Todos estos artículos, sin embargo, reúnen ciertas características: existencia del registro, es decir, que el objeto material está inscrito en la Oficina Española de Patentes y Marcas; ausencia de consentimiento del titular del derecho en exclusiva, esto es, que el sujeto pasivo no ha dado permiso alguno con relación a su objeto material; conocimiento de la existencia del registro por el autor del ilícito, el sujeto activo sabe que está exhibiendo conductas delictivas; y finalidad industrial o comercial.

La pena de fabricación o comercialización al por mayor será castigada con las penas de uno a cuatro años de prisión y multa de doce a veinticuatro meses y la distribución y comercialización al por menor será castigada con penas de seis meses a tres años de prisión.

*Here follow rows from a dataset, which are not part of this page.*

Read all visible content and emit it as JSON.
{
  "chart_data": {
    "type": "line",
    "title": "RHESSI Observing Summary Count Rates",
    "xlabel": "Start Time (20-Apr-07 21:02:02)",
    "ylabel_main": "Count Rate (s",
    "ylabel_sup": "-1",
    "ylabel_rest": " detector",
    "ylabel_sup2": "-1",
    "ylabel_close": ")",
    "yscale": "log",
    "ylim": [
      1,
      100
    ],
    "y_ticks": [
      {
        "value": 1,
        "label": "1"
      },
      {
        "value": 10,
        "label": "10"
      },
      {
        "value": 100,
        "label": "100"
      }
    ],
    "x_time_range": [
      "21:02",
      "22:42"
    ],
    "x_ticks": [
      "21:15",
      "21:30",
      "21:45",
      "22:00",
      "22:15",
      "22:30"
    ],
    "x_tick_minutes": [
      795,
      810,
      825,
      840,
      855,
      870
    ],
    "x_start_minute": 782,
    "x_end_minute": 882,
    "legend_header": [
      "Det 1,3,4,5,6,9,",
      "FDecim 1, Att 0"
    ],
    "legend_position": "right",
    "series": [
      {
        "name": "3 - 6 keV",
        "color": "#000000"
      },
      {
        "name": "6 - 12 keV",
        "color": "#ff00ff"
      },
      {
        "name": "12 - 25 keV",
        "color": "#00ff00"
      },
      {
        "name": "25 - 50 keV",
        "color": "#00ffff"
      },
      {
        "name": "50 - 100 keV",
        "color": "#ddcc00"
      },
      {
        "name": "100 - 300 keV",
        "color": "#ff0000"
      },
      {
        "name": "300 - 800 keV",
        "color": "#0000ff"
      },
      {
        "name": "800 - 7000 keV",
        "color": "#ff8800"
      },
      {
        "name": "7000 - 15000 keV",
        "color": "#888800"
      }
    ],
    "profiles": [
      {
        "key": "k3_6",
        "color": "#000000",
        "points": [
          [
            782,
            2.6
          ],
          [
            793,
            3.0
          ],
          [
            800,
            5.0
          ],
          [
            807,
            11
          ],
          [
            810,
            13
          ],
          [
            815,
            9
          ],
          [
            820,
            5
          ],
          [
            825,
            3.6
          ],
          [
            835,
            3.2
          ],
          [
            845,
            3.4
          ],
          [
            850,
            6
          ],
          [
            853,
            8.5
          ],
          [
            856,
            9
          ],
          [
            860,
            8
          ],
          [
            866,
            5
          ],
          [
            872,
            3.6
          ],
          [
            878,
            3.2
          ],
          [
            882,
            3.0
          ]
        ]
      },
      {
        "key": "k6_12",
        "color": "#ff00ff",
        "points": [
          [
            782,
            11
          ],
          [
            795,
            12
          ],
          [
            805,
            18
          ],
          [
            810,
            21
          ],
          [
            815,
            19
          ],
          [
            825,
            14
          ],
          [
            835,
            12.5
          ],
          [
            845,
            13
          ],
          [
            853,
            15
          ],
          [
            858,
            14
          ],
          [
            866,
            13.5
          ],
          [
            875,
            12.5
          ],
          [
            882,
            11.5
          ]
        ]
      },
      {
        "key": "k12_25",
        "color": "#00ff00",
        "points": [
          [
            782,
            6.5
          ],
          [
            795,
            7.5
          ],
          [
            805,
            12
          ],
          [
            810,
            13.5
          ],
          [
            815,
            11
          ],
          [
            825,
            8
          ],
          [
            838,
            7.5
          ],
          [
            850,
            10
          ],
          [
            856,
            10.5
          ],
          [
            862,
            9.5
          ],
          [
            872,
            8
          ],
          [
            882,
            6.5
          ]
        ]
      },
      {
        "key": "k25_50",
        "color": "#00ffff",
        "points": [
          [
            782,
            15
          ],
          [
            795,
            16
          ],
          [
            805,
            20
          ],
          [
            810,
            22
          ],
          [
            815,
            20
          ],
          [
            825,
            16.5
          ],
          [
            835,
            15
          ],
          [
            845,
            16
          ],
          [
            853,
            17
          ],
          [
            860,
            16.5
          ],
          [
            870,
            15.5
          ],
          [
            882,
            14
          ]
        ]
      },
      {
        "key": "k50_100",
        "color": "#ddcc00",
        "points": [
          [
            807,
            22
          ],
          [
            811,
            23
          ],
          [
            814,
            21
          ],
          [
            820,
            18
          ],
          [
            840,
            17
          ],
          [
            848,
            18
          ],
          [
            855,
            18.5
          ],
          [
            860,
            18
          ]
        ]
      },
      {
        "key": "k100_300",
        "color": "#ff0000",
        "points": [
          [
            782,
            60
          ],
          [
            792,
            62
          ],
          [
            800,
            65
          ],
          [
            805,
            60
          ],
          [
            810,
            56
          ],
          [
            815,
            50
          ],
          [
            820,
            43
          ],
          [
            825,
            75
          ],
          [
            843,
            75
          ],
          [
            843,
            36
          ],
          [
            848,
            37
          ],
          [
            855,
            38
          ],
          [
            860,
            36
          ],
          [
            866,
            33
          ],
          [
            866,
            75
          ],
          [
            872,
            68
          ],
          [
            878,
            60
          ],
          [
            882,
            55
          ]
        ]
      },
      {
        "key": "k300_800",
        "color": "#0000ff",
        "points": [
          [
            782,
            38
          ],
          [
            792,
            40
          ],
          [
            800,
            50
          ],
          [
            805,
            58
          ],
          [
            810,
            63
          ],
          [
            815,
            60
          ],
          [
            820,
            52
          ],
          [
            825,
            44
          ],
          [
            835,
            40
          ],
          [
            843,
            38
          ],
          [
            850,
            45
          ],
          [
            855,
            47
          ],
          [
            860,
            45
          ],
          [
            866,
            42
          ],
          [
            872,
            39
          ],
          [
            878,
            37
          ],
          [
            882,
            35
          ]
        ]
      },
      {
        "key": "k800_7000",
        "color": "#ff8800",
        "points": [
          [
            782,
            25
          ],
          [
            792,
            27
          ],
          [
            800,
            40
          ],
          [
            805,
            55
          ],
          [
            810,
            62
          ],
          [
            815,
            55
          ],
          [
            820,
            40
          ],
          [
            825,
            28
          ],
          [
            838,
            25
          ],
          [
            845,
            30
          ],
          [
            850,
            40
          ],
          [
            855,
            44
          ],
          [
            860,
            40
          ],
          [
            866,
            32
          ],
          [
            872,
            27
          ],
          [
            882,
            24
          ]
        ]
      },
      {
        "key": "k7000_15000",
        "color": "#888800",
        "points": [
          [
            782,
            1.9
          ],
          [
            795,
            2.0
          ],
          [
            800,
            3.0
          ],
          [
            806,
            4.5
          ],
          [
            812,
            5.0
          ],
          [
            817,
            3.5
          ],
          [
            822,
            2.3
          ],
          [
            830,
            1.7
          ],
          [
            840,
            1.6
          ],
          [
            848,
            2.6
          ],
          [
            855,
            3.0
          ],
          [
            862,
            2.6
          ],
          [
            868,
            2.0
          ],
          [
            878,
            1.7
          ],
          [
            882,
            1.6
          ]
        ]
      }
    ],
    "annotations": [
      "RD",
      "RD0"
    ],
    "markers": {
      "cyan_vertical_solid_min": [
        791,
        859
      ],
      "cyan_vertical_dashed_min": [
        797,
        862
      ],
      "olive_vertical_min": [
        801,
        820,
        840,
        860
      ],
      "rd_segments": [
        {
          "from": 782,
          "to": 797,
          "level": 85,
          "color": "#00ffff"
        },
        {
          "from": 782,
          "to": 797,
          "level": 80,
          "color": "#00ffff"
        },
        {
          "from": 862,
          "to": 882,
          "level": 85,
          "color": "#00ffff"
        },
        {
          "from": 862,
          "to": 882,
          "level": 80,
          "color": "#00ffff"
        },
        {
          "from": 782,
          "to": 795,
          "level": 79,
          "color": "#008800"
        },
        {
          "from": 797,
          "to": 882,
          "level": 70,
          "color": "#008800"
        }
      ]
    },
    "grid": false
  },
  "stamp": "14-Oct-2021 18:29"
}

Las penas de estas conductas van desde los 6 meses hasta los 4 años de prisión y multas de 12 a 24 meses dependiendo del objeto material en cuestión.

Conducta agravada

Al igual que en los delitos contra la propiedad intelectual, en el caso de que concurra alguna de las siguientes circunstancias: que el beneficio obtenido posea especial trascendencia económica; que los hechos revistan especial gravedad, atendiendo el valor de los objetos producidos ilícitamente o a la especial importancia de los perjuicios ocasionados; que el culpable perteneciere a una organización o asociación, que tuviese como finalidad la realización de actividades infractoras de derechos de propiedad intelectual; o que se utilice a menores de 18 años para cometer estos delitos la pena es de prisión de dos a seis años, multa de dieciocho a treinta y seis meses e inhabilitación especial para el ejercicio de la profesión relacionada con el delito cometido, por un período de dos a cinco años

Conducta atenuada

En el caso de que la distribución o comercialización sea ambulante o meramente ocasional se castigará con una pena de prisión de seis meses a dos años. Además, dependiendo de las características del culpable y de la cuantía del beneficio económico, y siempre que no concurra ninguna de las circunstancias del artículo 27 “el Juez podrá imponer la pena de multa de uno a seis meses o trabajos en beneficio de la comunidad de treinta y uno a sesenta días.”